Surat Untuk Bupati Lamongan

Untukmu Bapak Bupati yang kami cintai, satu periode sudah bapak menjadi orang tua kami, orang- orang Lamongan. Sudah selama itu pula kami harus berjuang melawan Musim hujan yang terasa begitu jahat bagi kami, hujan menjadi aroma jahat yang menghantui kami para petani. Saat hujan turun, saat itu juga kami mulai takut dengan bayangan air sungai meluap dan menggenangi tanaman kami, membobol tambak-tambak kami, dan menghancurkan harapan-harapan kami.

Bapak bupati, hujan mulai menghampiri kami di penghujung tahun ini, kami mulai takut akan datangnya air hujan yang menghancurkan jalan-jalan kami. Jalan yang sudah tidak layak untuk kendaraan kami yang beroda kecil dan bergaris halus, dan semakin menghantui kami, dimana anak-anak kami harus melewati licinnya jalan utama menuju sekolah, bagaimana ibu-ibu hamil harus melalui satu-satunya jalan untuk menuju bidan sekedar untuk memeriksakan jabang bayinya, bagaimana ibu dengan perut yang sudah semakin membesar karena sudah hamil tua harus melalui jalan yang bergelombang licin dan penuh genangan di sana-sini.

Bapak, bagaimana jika ibu-ibu itu melahirkan ditengah jalan karena tidak sempat datang ke bidan untuk menyelamatkan anaknya?, sungguh sulit bagi kami harus dibayang-bayangi hal ini tiap tahunnya, selalu berulang dan terus berulang.

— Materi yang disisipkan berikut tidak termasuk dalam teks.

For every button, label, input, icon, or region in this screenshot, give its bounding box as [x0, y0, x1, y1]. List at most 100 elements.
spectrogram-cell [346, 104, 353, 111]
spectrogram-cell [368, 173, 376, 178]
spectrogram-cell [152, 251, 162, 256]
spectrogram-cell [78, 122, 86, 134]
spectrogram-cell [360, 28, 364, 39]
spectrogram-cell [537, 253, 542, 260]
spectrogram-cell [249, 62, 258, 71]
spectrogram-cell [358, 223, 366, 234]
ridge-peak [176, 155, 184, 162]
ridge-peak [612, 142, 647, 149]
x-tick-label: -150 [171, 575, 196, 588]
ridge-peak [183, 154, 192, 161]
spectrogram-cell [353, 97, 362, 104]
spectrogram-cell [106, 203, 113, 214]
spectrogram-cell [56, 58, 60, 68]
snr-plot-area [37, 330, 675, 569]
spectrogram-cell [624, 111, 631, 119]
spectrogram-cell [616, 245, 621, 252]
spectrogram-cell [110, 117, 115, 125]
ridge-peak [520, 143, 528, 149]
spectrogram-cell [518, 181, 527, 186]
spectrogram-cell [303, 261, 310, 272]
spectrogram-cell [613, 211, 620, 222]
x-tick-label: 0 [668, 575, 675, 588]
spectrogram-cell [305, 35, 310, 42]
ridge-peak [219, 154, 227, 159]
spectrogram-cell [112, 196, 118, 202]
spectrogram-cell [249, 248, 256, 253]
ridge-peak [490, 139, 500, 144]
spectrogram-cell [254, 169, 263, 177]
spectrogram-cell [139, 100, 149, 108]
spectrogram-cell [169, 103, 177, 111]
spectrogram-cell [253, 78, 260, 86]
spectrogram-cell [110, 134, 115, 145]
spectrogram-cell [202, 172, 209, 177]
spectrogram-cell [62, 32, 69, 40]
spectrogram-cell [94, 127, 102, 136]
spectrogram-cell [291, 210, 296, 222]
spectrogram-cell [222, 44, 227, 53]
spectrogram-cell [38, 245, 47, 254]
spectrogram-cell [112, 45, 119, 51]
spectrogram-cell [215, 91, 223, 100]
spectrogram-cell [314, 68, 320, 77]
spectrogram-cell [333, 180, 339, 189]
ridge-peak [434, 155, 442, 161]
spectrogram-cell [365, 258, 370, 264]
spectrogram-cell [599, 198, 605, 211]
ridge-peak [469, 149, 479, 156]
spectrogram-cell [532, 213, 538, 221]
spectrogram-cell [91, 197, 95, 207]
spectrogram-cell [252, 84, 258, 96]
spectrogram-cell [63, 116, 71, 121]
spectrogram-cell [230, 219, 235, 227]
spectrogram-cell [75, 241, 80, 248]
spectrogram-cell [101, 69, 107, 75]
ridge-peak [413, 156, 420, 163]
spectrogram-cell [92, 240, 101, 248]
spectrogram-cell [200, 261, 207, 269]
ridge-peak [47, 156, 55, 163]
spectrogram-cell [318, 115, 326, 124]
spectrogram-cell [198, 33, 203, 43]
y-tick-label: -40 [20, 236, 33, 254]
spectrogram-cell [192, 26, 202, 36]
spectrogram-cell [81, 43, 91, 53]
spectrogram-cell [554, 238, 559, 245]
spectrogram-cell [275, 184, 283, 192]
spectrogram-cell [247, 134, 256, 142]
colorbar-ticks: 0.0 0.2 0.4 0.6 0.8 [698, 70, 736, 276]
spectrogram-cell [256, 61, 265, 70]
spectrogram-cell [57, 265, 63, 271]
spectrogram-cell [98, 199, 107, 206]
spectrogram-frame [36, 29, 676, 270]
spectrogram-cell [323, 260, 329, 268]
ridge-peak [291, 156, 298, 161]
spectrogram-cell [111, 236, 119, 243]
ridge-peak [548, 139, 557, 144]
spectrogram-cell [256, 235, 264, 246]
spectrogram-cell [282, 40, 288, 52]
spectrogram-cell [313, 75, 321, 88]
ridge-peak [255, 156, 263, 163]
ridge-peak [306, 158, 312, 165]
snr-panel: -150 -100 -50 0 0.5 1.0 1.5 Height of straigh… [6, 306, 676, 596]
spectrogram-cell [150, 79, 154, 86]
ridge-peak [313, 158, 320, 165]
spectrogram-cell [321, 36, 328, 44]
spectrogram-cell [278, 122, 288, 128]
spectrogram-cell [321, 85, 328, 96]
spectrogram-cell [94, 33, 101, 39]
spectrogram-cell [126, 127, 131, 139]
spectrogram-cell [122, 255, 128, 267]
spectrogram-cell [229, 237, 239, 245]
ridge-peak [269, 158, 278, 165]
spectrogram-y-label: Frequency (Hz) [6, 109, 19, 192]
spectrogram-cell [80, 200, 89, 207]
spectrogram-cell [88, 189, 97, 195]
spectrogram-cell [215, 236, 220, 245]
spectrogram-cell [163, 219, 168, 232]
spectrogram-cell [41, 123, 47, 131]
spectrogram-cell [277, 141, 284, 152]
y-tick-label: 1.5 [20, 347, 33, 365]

Desa kami terletak jauh dari desa-desa lain pak bupati, jalan utama kami menuju desa lain belum ada penerang jalannya, gelap. Kami yang tinggal di pulau jawa, kadang sering terbayangkan seperti tinggal di pedalaman papua, tidak ada jalan yang layak, jauh dari desa sebelah, dan tidak merasakan hadirnya pemerintah. Sungguh kami masih tinggal di kotamu pak bupati.

Kami tinggal di dusun lengor, di wilayah kecamatan Laren. Dengan sekitar 300 KK (kepala Keluarga) yang tinggal di dusun ini, rasanya kami juga ikut menanam saham di kabupaten yang bapak pimpin sekarang ini. Setiap periode kami selalu ikut memilih, mulai dari kepala desa, anggota dewan, Presiden, termasuk juga kami memilih bapak sebagai bupati, pemimpin kami.

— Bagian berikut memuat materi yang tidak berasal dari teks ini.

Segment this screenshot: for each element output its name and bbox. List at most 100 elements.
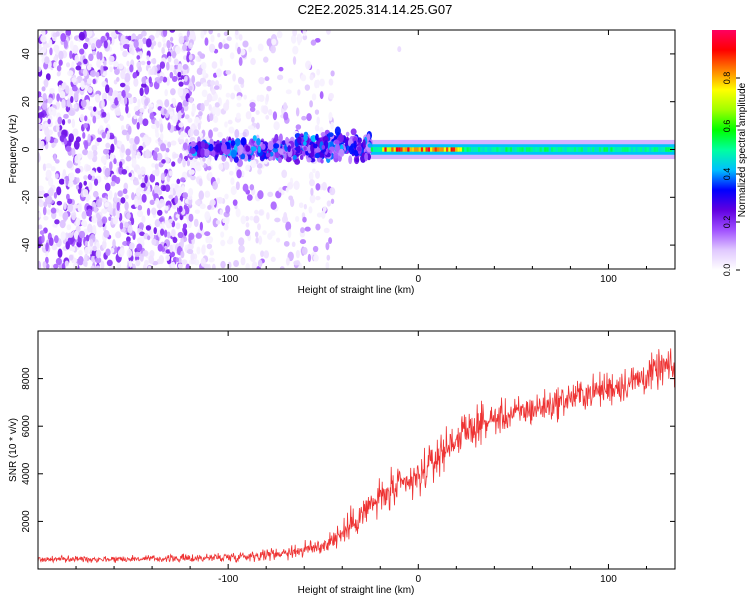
noise-blob — [188, 169, 195, 175]
y-tick-label: 6000 — [21, 415, 32, 438]
noise-blob — [316, 68, 321, 76]
noise-blob — [49, 237, 54, 246]
noise-blob — [81, 211, 87, 220]
signal-blob — [314, 147, 322, 153]
signal-blob — [200, 147, 205, 158]
signal-blob — [295, 145, 301, 154]
signal-blob — [200, 141, 206, 149]
colorbar: 0.0 0.2 0.4 0.6 0.8 Normalized spectral ampl… — [712, 30, 748, 276]
noise-blob — [83, 122, 88, 129]
noise-blob — [124, 72, 131, 83]
signal-core — [373, 147, 376, 152]
y-tick-label: 2000 — [21, 510, 32, 533]
noise-blob — [273, 121, 280, 131]
noise-blob — [73, 204, 79, 209]
noise-blob — [84, 246, 91, 255]
signal-core — [514, 147, 517, 152]
noise-blob — [96, 51, 101, 60]
noise-blob — [139, 87, 144, 97]
noise-blob — [58, 84, 62, 93]
signal-core — [535, 147, 538, 152]
noise-blob — [270, 201, 277, 210]
noise-blob — [45, 73, 51, 81]
noise-blob — [92, 115, 97, 124]
signal-core — [478, 147, 481, 152]
noise-blob — [159, 132, 164, 141]
signal-blob — [345, 131, 350, 137]
noise-blob — [46, 195, 53, 204]
noise-blob — [57, 116, 63, 125]
noise-blob — [38, 185, 44, 191]
noise-blob — [315, 195, 321, 201]
noise-blob — [120, 70, 126, 80]
noise-blob — [174, 45, 181, 55]
signal-core — [555, 147, 558, 152]
noise-blob — [202, 82, 208, 87]
signal-core — [409, 147, 412, 152]
signal-core — [420, 147, 424, 152]
noise-blob — [220, 239, 226, 247]
noise-blob — [95, 39, 102, 49]
noise-blob — [164, 205, 169, 211]
noise-blob — [47, 177, 54, 187]
signal-core — [452, 147, 456, 152]
noise-blob — [246, 194, 253, 201]
noise-blob — [104, 182, 111, 192]
noise-blob — [215, 219, 221, 225]
noise-blob — [87, 86, 93, 94]
noise-blob — [53, 61, 57, 69]
noise-blob — [213, 85, 220, 90]
noise-blob — [125, 87, 129, 97]
noise-blob — [198, 111, 203, 117]
noise-blob — [63, 202, 67, 210]
noise-blob — [45, 263, 50, 269]
noise-blob — [63, 113, 69, 119]
noise-blob — [177, 263, 183, 269]
noise-blob — [200, 229, 205, 236]
noise-blob — [45, 163, 52, 169]
noise-blob — [240, 215, 246, 225]
noise-blob — [44, 56, 50, 65]
noise-blob — [65, 145, 72, 152]
noise-blob — [49, 87, 55, 94]
noise-blob — [177, 231, 184, 239]
noise-blob — [56, 93, 61, 102]
noise-blob — [100, 155, 107, 164]
signal-core — [414, 147, 417, 152]
noise-blob — [199, 132, 204, 138]
noise-blob — [141, 30, 147, 37]
noise-blob — [75, 65, 82, 71]
noise-blob — [206, 165, 212, 171]
noise-blob — [129, 64, 134, 73]
noise-blob — [98, 197, 103, 203]
noise-blob — [109, 134, 115, 140]
noise-blob — [225, 215, 230, 225]
noise-blob — [53, 192, 58, 199]
noise-blob — [131, 263, 136, 269]
signal-core — [633, 147, 636, 152]
noise-blob — [59, 219, 66, 229]
noise-blob — [162, 36, 166, 43]
noise-blob — [295, 107, 300, 117]
signal-core — [621, 147, 624, 152]
noise-blob — [96, 212, 100, 219]
noise-blob — [132, 97, 138, 104]
noise-blob — [232, 199, 238, 206]
signal-blob — [267, 140, 274, 151]
noise-blob — [119, 82, 126, 88]
noise-blob — [138, 222, 144, 230]
noise-blob — [124, 194, 129, 200]
signal-core — [416, 147, 419, 152]
noise-blob — [177, 63, 183, 72]
noise-blob — [87, 173, 93, 181]
noise-blob — [258, 208, 265, 216]
noise-blob — [141, 177, 145, 185]
noise-blob — [316, 212, 322, 218]
noise-blob — [131, 158, 137, 167]
noise-blob — [77, 203, 83, 213]
noise-blob — [87, 133, 91, 143]
noise-blob — [56, 65, 62, 72]
signal-blob — [334, 139, 340, 145]
signal-core — [553, 147, 556, 152]
noise-blob — [210, 80, 216, 86]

Pak bupati, wajahmu sekarang menjadi begitu familiar bagi kami. Diberbagai sudut, desa dan kecamatan terlihat wajahmu yang begitu terlihat bahagia. Senyumanmu begitu sederhana, dan menyejukkan bagi mata yang melihatnya. Sekali waktu kami melihatmu dengan gambar sedang mengangkat segenggam padi yang sedang dipanen, beberapa kali kami melihatmu dengan baju keagunganmu, baju yang hanya dikenakan bupati sepertimu. Begitu gagah dan terlihat seperti pemimpin dalam cerita-cerita yang dibacakan orang tua kami saat masih belia.

Pak bupati, jika kami bertemu denganmu hari ini, ingin rasanya kami menanyakan “apakah engkau bahagia melihat jalan yang selalu kami lalui tiap hari ini?”, “apakah engkau senang dengan penderitaan kami ini?”, “apakah engkau bangga dengan keadaan kami yang seperti sekarang ini?”. Pak bupati, kami ingin sekali berbicara dengan engkau, Ayah kami.

Pak KADES berbicara beberapa bulan yang lalu kepada kami, “dusun ini adalah dusun percontohan, lumbung padi Lamongan dan Nasional”, kira-kira begitulah beliau mengungkapkan keunggulan dusun kami. Akhirnya kami berfikir, ternyata begitu besar sumbangsih kami bagi negeri ini, kami yang telah memberi makan rakyat di negeri ini, bahkan mungkin juga beras yang engkau makan saat ini adalah hasil kerja keras kami sebagai Petani.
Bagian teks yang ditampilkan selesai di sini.